Добавить в цитаты Настройки чтения

Страница 61 из 66

– Отстань! Люди увидят, засмеют! Скажут, старики с ума сошли… Как детям в глаза смотреть будем?

Летом они вместе неторопливо копались в саду, в огороде: пололи, окучивали картошку, поливали огурцы, помидоры, выращивали лук, морковь и другие овощи-фрукты. Бывший поповский сад, заросший крапивой, лебедой, кустарником, Егор Игнатьевич очистил, обиходил, поставил в нем баньку, единственную в деревне. Мылись в Масловке, как в глубокой древности, в корытах, один раз в неделю. Некогда было думать крестьянам о себе, о чистоте своего тела: работа, работа, работа! Ранним утром, только заря занялась, засерело на улице, надо вставать, корову доить, выгонять ее на луг, в стадо, потом гнать туда же овец, за ними гусей. Пока эти дела закончишь, солнце поднялось над избами, пора на колхозную работу. Ее там всегда невпроворот. На обед на часок забежишь домой, пять минут на еду, остальное время – на огород, полоть-окучивать, иначе все травой зарастет, с голодухи зимой ноги протянешь. Вся деревня только огородом да домашней скотиной кормилась. За колхозную работу палочки ставили, трудодни. После обеда – с огорода снова в колхоз до вечерней зари. Оттуда бегом встречать из стада скотину, доить корову, а если днем была жара на улице, надо успеть до темноты полить овощи. Зимой без них с одной картошкой плоховато будет. Дети на весь день сами себе предоставлены. Что такое детский сад или ясли в Масловке никогда не знали. Хорошо тем, у кого в семье была бабушка, отработавшая свое, или подростки, еще не поспевшие для работы. Они присматривали за детьми. А если нет таковых, душа у матери за день изорвется, не случилось ли что дома, все ли в порядке с детьми. Не до чистоты, не до ухода за собой. Поскорее бы детей покормить, спать уложить, да самой упасть в постель часика на три-четыре. Летом больше спать не удавалось.

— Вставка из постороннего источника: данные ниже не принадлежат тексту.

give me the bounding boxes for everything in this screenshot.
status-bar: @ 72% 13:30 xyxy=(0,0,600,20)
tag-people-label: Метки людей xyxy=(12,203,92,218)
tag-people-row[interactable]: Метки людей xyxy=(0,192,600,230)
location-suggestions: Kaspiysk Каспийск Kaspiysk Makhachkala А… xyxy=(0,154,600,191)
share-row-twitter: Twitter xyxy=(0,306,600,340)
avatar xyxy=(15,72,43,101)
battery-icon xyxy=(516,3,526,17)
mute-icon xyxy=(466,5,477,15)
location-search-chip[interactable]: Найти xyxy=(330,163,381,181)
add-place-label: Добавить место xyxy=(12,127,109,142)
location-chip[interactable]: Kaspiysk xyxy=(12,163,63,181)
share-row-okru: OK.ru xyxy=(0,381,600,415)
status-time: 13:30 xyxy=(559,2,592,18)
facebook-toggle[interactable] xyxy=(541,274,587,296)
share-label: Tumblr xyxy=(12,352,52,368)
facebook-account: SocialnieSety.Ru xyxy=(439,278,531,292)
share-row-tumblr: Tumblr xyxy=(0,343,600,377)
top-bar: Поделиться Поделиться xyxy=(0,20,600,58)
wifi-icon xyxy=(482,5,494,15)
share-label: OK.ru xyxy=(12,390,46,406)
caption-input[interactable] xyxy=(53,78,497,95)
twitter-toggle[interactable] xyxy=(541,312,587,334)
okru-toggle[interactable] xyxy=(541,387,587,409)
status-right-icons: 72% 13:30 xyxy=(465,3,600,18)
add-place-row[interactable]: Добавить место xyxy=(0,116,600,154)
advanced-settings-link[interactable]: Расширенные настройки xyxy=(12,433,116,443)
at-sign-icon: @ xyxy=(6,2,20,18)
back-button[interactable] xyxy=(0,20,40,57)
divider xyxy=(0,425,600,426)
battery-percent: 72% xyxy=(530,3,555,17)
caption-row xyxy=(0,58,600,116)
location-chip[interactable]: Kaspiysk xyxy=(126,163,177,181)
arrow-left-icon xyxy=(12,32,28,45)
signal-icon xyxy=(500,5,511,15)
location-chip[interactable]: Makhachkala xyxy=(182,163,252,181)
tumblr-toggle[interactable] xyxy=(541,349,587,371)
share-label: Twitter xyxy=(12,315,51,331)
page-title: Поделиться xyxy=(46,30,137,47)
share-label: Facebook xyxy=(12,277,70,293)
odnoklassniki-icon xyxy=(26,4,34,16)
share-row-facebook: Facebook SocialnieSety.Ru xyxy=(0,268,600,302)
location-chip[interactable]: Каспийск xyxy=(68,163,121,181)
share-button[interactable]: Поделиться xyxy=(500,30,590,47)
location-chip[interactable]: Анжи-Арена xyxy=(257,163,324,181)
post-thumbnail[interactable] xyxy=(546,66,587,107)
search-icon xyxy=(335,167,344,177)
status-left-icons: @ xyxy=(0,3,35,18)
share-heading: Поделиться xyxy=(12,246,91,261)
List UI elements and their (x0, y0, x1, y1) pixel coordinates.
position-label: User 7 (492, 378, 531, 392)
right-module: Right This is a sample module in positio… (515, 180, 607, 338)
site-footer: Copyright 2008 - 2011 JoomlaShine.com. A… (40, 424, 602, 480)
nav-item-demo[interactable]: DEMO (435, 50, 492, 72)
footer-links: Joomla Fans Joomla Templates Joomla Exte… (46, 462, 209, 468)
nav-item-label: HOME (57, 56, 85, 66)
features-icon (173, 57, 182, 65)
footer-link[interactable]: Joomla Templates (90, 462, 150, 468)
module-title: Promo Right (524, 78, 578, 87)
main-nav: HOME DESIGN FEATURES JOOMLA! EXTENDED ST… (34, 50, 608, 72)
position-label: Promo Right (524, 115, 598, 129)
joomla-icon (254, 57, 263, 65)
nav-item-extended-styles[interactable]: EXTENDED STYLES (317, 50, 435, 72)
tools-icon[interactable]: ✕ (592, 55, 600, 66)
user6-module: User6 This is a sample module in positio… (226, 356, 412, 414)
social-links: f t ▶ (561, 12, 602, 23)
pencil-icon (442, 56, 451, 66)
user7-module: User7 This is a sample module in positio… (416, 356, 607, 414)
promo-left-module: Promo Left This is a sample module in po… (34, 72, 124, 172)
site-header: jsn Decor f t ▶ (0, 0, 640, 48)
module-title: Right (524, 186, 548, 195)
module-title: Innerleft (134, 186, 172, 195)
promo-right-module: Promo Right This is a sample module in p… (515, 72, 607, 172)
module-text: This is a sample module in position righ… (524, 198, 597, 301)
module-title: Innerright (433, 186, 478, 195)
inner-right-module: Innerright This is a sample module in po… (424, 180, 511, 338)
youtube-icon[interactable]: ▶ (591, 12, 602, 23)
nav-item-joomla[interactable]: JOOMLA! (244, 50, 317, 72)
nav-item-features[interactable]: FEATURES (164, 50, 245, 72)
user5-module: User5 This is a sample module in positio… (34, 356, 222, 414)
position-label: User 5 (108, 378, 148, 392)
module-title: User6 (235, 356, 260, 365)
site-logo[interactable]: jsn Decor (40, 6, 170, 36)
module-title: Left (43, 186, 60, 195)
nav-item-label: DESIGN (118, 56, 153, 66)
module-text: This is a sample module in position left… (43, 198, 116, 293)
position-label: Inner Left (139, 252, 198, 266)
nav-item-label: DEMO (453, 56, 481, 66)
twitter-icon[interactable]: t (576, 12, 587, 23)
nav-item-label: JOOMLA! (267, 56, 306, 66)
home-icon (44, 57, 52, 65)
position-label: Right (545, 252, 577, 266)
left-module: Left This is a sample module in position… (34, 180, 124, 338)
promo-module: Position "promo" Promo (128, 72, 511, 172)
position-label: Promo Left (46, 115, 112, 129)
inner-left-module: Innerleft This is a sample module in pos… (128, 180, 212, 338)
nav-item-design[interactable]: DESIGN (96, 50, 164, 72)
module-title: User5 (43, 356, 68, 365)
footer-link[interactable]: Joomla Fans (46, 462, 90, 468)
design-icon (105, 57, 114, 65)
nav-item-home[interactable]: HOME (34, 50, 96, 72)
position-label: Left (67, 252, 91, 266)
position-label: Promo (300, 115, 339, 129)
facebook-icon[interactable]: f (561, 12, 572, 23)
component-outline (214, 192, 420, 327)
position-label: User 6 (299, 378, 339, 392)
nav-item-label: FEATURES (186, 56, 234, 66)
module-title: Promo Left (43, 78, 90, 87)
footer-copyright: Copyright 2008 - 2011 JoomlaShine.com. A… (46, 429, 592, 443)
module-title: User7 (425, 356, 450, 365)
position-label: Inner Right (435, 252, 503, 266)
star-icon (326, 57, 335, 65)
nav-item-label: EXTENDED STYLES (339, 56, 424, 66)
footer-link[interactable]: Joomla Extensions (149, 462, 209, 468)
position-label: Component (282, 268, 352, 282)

В сравнении с такой жизнью крестьян Настя с Егором жили легко. В начальной школе всего четыре урока, к обеду они уже были дома. Проверка тетрадей больше двух часов не занимала. Много свободного времени оставалось, можно было почитать, покопаться в саду, если это была весна. А летом вообще три месяца предоставлены самим себе, поэтом в доме у них всегда было чисто, ухоженно, и по саду приятно пройтись – ни одного сучочка сухого, сломанного, ни одного листочка червем тронутого. Мальчишки стеснялись, побаивались забираться в сад к учителям. И баньку всегда можно было им неторопко истопить и спокойно, от души попариться.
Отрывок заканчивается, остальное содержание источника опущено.